В выходные дни мы, я и Лиам, на свой удручающий страх и повышенный риск выходим за Дугу, и продвигаемся как можно дальше. Пока что мы ничего не находили, кроме как скомканного крошечного листа бумаги (в Богеме давно не пользуются бумагой). Это важное событие произошло два года тому, зажег в нас бессмертную искру надежды, что за Дугой есть выжившие.
Я поглаживаю Лиама по волосам, потом кладу руку на его плечо.
— В такие моменты я вспоминаю, что ты девушка. — выдает он.
Мы непринужденно смеемся. Словно старые друзья над тонкой, лишь нам понятной шуткой. Ненадолго наши взгляды встречаются, и Лиам заметно смущается. Безусловно, он мне нравится и он хороший человек. Но у нас мало общего: он решительнее и сильнее меня, а я благодарна ему за то, что он не сторонится меня. На этом мои чувства к нему заканчиваются.
Лиам умолкает, потупив взгляд в пол.
— Я не могу оставить Лили. — молвит он задумчиво.
Лилиан — его младшая сестра. У него есть еще мать, а отца расстреляли несколько лет тому.
Полные тоски слова Лиама напоминают мне последнее, что наспех сказала Касс: «Мне так жаль вас оставлять». Хоть Касс тогда была спокойной и удивительно сдержанной, а на лице сохраняла подчеркнутую невозмутимость, но мне казалось, что еще немного и она разрыдается. Но Касс снисходительно улыбнулась, как ни в чем не бывало и, зайдя в длиннющий поезд, грациозно помахала рукой на прощание.
— Тебе придется. — говорю я. — Иначе тебя казнят.
— Я не боюсь. — отрезает Лиам. — Все мы когда-то умрем. Какая разница, когда именно?
— Твою мать заставят смотреть на это ужасное зрелище и сестру… — я затихаю, понимая, что наговорила лишнего.
Лиам подходит к краю бетонного перекрытия. Так, как стена давно отвалилась, разлегшись на земле большими и не очень камнями, он смотрит на косое покрытие соседнего дома.
За пестрящимися тучами солнце уже довольно высоко поднялось, и утренний воздух исподволь прогревается.
— Но ты не смотрела на своего отца. — выдает Лиам, обернувшись.
Я злюсь: как он мог заговорить об этом, отлично зная, что это больная для меня тема?

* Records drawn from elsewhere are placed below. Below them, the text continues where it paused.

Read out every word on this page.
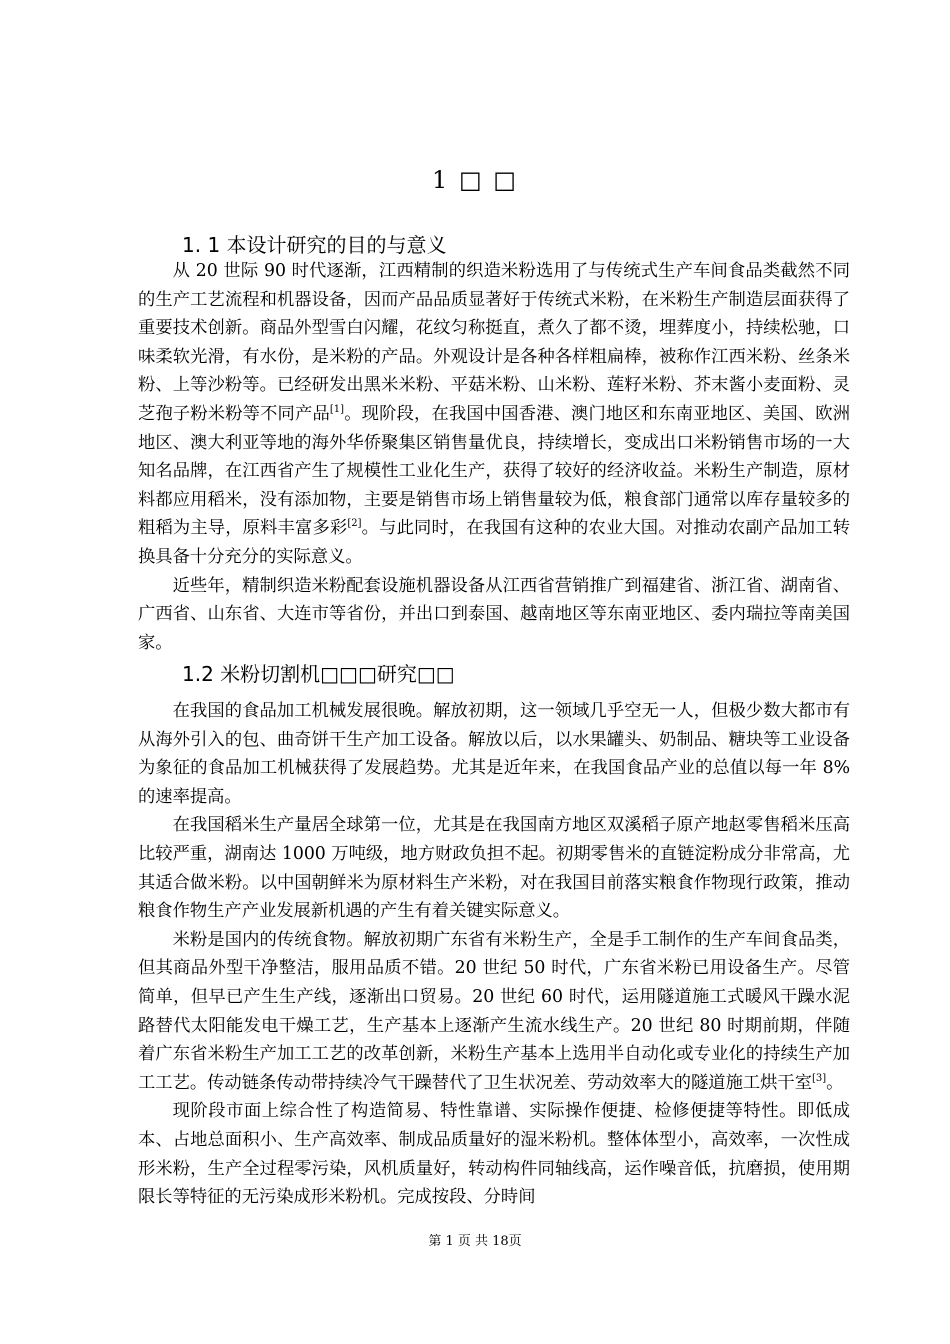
1 □ □
1. 1 本设计研究的目的与意义

从 20 世际 90 时代逐渐，江西精制的织造米粉选用了与传统式生产车间食品类截然不同的生产工艺流程和机器设备，因而产品品质显著好于传统式米粉，在米粉生产制造层面获得了重要技术创新。商品外型雪白闪耀，花纹匀称挺直，煮久了都不烫，埋葬度小，持续松驰，口味柔软光滑，有水份，是米粉的产品。外观设计是各种各样粗扁棒，被称作江西米粉、丝条米粉、上等沙粉等。已经研发出黑米米粉、平菇米粉、山米粉、莲籽米粉、芥末酱小麦面粉、灵芝孢子粉米粉等不同产品[1]。现阶段，在我国中国香港、澳门地区和东南亚地区、美国、欧洲地区、澳大利亚等地的海外华侨聚集区销售量优良，持续增长，变成出口米粉销售市场的一大知名品牌，在江西省产生了规模性工业化生产，获得了较好的经济收益。米粉生产制造，原材料都应用稻米，没有添加物，主要是销售市场上销售量较为低，粮食部门通常以库存量较多的粗稻为主导，原料丰富多彩[2]。与此同时，在我国有这种的农业大国。对推动农副产品加工转换具备十分充分的实际意义。

近些年，精制织造米粉配套设施机器设备从江西省营销推广到福建省、浙江省、湖南省、广西省、山东省、大连市等省份，并出口到泰国、越南地区等东南亚地区、委内瑞拉等南美国家。

1.2 米粉切割机□□□研究□□

在我国的食品加工机械发展很晚。解放初期，这一领域几乎空无一人，但极少数大都市有从海外引入的包、曲奇饼干生产加工设备。解放以后，以水果罐头、奶制品、糖块等工业设备为象征的食品加工机械获得了发展趋势。尤其是近年来，在我国食品产业的总值以每一年 8%的速率提高。

在我国稻米生产量居全球第一位，尤其是在我国南方地区双溪稻子原产地赵零售稻米压高比较严重，湖南达 1000 万吨级，地方财政负担不起。初期零售米的直链淀粉成分非常高，尤其适合做米粉。以中国朝鲜米为原材料生产米粉，对在我国目前落实粮食作物现行政策，推动粮食作物生产产业发展新机遇的产生有着关键实际意义。

米粉是国内的传统食物。解放初期广东省有米粉生产，全是手工制作的生产车间食品类，但其商品外型干净整洁，服用品质不错。20 世纪 50 时代，广东省米粉已用设备生产。尽管简单，但早已产生生产线，逐渐出口贸易。20 世纪 60 时代，运用隧道施工式暖风干躁水泥路替代太阳能发电干燥工艺，生产基本上逐渐产生流水线生产。20 世纪 80 时期前期，伴随着广东省米粉生产加工工艺的改革创新，米粉生产基本上选用半自动化或专业化的持续生产加工工艺。传动链条传动带持续冷气干躁替代了卫生状况差、劳动效率大的隧道施工烘干室[3]。

现阶段市面上综合性了构造简易、特性靠谱、实际操作便捷、检修便捷等特性。即低成本、占地总面积小、生产高效率、制成品质量好的湿米粉机。整体体型小，高效率，一次性成形米粉，生产全过程零污染，风机质量好，转动构件同轴线高，运作噪音低，抗磨损，使用期限长等特征的无污染成形米粉机。完成按段、分時间

第 1 页 共 18页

— Это другое. Я не хочу вспоминать…
— Извини, Харпер. Я не хотел…
Мне было тринадцать, когда безжизненного лежащего навзничь отца нашли на главной площади Департамента-9. Это было предупреждение от власти для всех тех, кто собирался восстать. Ходили разноречивые преувеличенные слухи, что в то время, когда бунтовал отец, у многих возникало непосильное желание поддержать его, но этим же многим не хватало обыкновенной смелости.
Но в Богеме научились контролировать не только действия, но и беспутные мысли. Больше никто не задумывается свергнуть власть.